If you’re comfortable with the design tools you’re using, then it’ll be much faster to create your own cover. This is especially true if you’ve done your research and know exactly the type of cover you want to create.
What is the best book cover design software?
There is no "best" book cover design software. What you should look for is something that fits your needs.
Some authors might prefer to set aside the time to master a tool like InDesign, so they master cover creation for the rest of their careers. Others might prefer the speed and efficiency of using a tool like Canva.
The best approach is to test out a few different tools to see what suits your needs the best.
Can I download pre-made templates anywhere?
Technically, yes.
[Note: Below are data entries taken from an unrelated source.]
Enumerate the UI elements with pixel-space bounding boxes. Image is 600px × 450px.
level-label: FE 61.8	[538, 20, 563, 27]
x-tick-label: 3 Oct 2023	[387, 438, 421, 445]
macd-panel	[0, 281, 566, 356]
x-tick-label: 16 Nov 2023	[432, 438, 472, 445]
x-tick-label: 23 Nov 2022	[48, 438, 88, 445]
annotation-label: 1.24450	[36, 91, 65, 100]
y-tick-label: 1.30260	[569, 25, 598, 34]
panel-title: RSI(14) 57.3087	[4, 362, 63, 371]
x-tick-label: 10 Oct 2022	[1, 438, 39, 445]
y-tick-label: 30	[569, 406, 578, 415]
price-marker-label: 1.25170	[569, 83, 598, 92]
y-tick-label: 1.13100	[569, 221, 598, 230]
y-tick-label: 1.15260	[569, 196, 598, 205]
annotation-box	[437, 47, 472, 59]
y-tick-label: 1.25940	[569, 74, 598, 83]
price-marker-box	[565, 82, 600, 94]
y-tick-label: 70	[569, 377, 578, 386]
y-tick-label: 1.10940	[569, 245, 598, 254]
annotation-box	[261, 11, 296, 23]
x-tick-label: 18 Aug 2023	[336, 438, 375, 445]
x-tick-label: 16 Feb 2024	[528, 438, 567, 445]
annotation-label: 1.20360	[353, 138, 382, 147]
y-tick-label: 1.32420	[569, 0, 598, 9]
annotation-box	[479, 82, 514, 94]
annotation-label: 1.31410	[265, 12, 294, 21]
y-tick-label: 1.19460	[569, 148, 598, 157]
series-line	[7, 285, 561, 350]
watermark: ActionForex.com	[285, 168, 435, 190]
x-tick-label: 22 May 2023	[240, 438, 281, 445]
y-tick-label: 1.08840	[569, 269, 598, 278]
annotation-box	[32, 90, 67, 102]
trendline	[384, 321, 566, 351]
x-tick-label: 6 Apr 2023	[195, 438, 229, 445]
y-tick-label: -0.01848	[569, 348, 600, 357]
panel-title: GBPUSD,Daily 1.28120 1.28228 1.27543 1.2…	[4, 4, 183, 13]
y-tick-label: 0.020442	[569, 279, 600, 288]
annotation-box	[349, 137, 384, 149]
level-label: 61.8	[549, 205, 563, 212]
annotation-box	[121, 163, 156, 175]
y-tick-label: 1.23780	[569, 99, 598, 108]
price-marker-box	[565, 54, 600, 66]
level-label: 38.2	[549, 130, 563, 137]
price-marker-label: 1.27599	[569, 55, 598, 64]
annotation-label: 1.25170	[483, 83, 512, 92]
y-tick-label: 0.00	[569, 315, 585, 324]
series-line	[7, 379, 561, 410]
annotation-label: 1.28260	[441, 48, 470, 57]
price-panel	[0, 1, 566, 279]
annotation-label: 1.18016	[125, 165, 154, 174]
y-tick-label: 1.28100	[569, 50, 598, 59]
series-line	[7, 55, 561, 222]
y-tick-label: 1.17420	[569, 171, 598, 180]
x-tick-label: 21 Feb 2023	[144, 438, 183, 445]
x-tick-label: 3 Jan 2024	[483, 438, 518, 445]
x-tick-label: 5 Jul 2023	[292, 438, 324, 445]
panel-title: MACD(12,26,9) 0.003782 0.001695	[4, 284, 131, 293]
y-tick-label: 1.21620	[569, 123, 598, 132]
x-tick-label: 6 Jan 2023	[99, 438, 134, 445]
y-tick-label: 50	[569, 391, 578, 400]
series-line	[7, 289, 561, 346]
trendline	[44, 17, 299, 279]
But, there are some considerations you’ll want to take into account first.
Pre-made templates can help to speed up the design process and give you a solid foundation to work from. But you’ll want to ensure that you can actually modify the templates you’re using with the proper software, and you’ll want to ensure the templates are high-quality.
With some templates, you’ll have a difficult time making even simple customizations, while others will require Photoshop and will be so advanced that you’ll have to spend weeks learning the ins and outs of the software first.
One great option, if you want to go the book cover template route is to use the DIY Book Covers templates. Here you’ll get access to 150 professionally made book cover templates that you can edit using Microsoft Word. As an author, you’re probably already familiar with this program.